Henson, I get, but
Schulz? That made me Google...
Peanuts ran for nearly 50 years, almost without interruption. During the life of the strip, Schulz took only one vacation, a five-week break in late 1997 to celebrate his 75th birthday; reruns of the strip ran during his vacation. At its peak, Peanuts appeared in more than 2,600 newspapers in 75 countries.
Schulz stated that his routine every morning consisted of eating a jelly donut and sitting down to write the day's strip. After coming up with an idea (which he said could take anywhere from a few minutes to a few hours), he began drawing it, which took about an hour for dailies and three hours for Sunday strips.
He stubbornly refused to hire an inker or letterer, saying that "it would be equivalent to a golfer hiring a man to make his putts for him."
In November 1999 Schulz suffered several small strokes along with a blocked aorta and later it was discovered that he had colon cancer that had metastasized.
Because of the chemotherapy and the fact he could not read or see clearly, he announced his retirement on December 14, 1999.

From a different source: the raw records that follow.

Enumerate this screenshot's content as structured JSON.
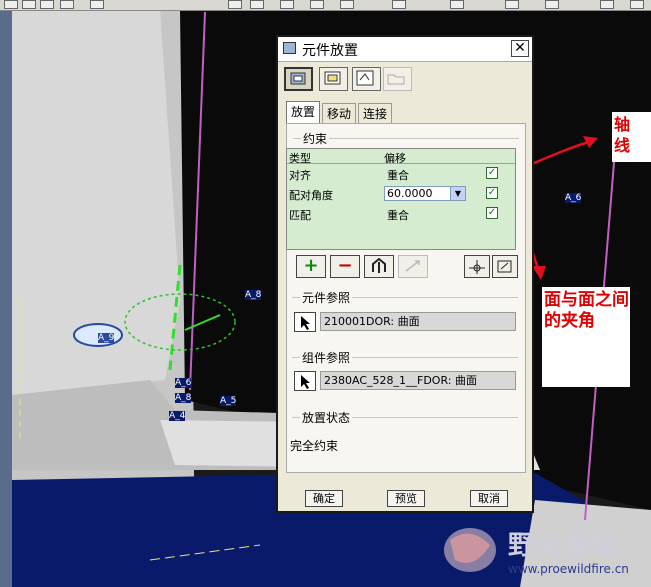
{
  "dialog": {
    "title": "元件放置",
    "close_label": "✕",
    "tabs": [
      "放置",
      "移动",
      "连接"
    ],
    "constraint_group": "约束",
    "table_headers": {
      "type": "类型",
      "offset": "偏移"
    },
    "rows": [
      {
        "type": "对齐",
        "offset": "重合",
        "checked": "✓"
      },
      {
        "type": "配对角度",
        "offset": "60.0000",
        "checked": "✓"
      },
      {
        "type": "匹配",
        "offset": "重合",
        "checked": "✓"
      }
    ],
    "add_icon": "+",
    "remove_icon": "−",
    "component_ref_group": "元件参照",
    "component_ref_value": "210001DOR: 曲面",
    "assembly_ref_group": "组件参照",
    "assembly_ref_value": "2380AC_528_1__FDOR: 曲面",
    "status_group": "放置状态",
    "status_value": "完全约束",
    "ok_label": "确定",
    "preview_label": "预览",
    "cancel_label": "取消"
  },
  "annotations": {
    "axis_note": "轴线",
    "angle_note": "面与面之间的夹角"
  },
  "axis_labels": [
    "A_6",
    "A_8",
    "A_9",
    "A_6",
    "A_8",
    "A_5",
    "A_4"
  ],
  "watermark": {
    "name": "野火论坛",
    "url": "www.proewildfire.cn"
  },
  "colors": {
    "dialog_bg": "#ece9d8",
    "table_bg": "#d5ecd0",
    "arrow": "#e01020",
    "datum_axis": "#c060c0"
  }
}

This was difficult for Schulz, and he was quoted as saying to Al Roker on The Today Show, "I never dreamed that this would happen to me. I always had the feeling that I would stay with the strip until I was in my early eighties, or something like that. But all of sudden it's gone. I did not take it away. This has been taken away from me."
In his later years, Schulz also suffered from Parkinson's Disease. As a result, he experienced hand tremors that made his linework shaky. He admitted that the tremors sometimes were so bad that while working, he had to hold onto the side of his desk with one hand to steady himself. In addition, he had to reduce the strip from four panels to three (starting on February 29, 1988) to reduce the amount of drawing.
Charles Schulz died in his sleep at home around 9:45 p.m. on February 12, 2000. Although he was dying of cancer, he suffered a fatal heart attack. The last original Peanuts strip was published the very next day, on Sunday, February 13, 2000, just hours after his death the night before. Schulz was buried at Pleasant Hills Cemetery in Sebastopol, California.
Schulz indicated that his family wished for the strip to end when he was no longer able to produce it. Schulz had previously predicted that the strip would outlive him, with his reason being that comic strips are usually drawn weeks before their publication.
As part of his will, Schulz had requested that the Peanuts characters remain as authentic as possible and that no new comic strips based on them be drawn. United Features had legal ownership of the strip, but honored his wishes, instead syndicating reruns of the strip to newspapers.
New television specials have also been produced since Schulz's death, but the stories are based on previous strips, and Schulz always stated that Peanuts TV shows were entirely separate from the strip.
Schulz had been asked if, for his final Peanuts strip, Charlie Brown would finally get to kick that football after so many decades. His response: "Oh, no! Definitely not! I
couldn't have Charlie Brown kick that football; that would be a terrible disservice to him after nearly half a century."
Yet, in a December 1999 interview, holding back tears, he recounted the moment when he signed the panel of his final strip, saying, “All of a sudden I thought, 'You know, that poor, poor kid, he never even got to kick the football. What a dirty trick — he never had a chance to kick the football!'”
He was posthumously honored on May 27, 2000, by cartoonists of more than 100 comic strips paying homage to him and Peanuts.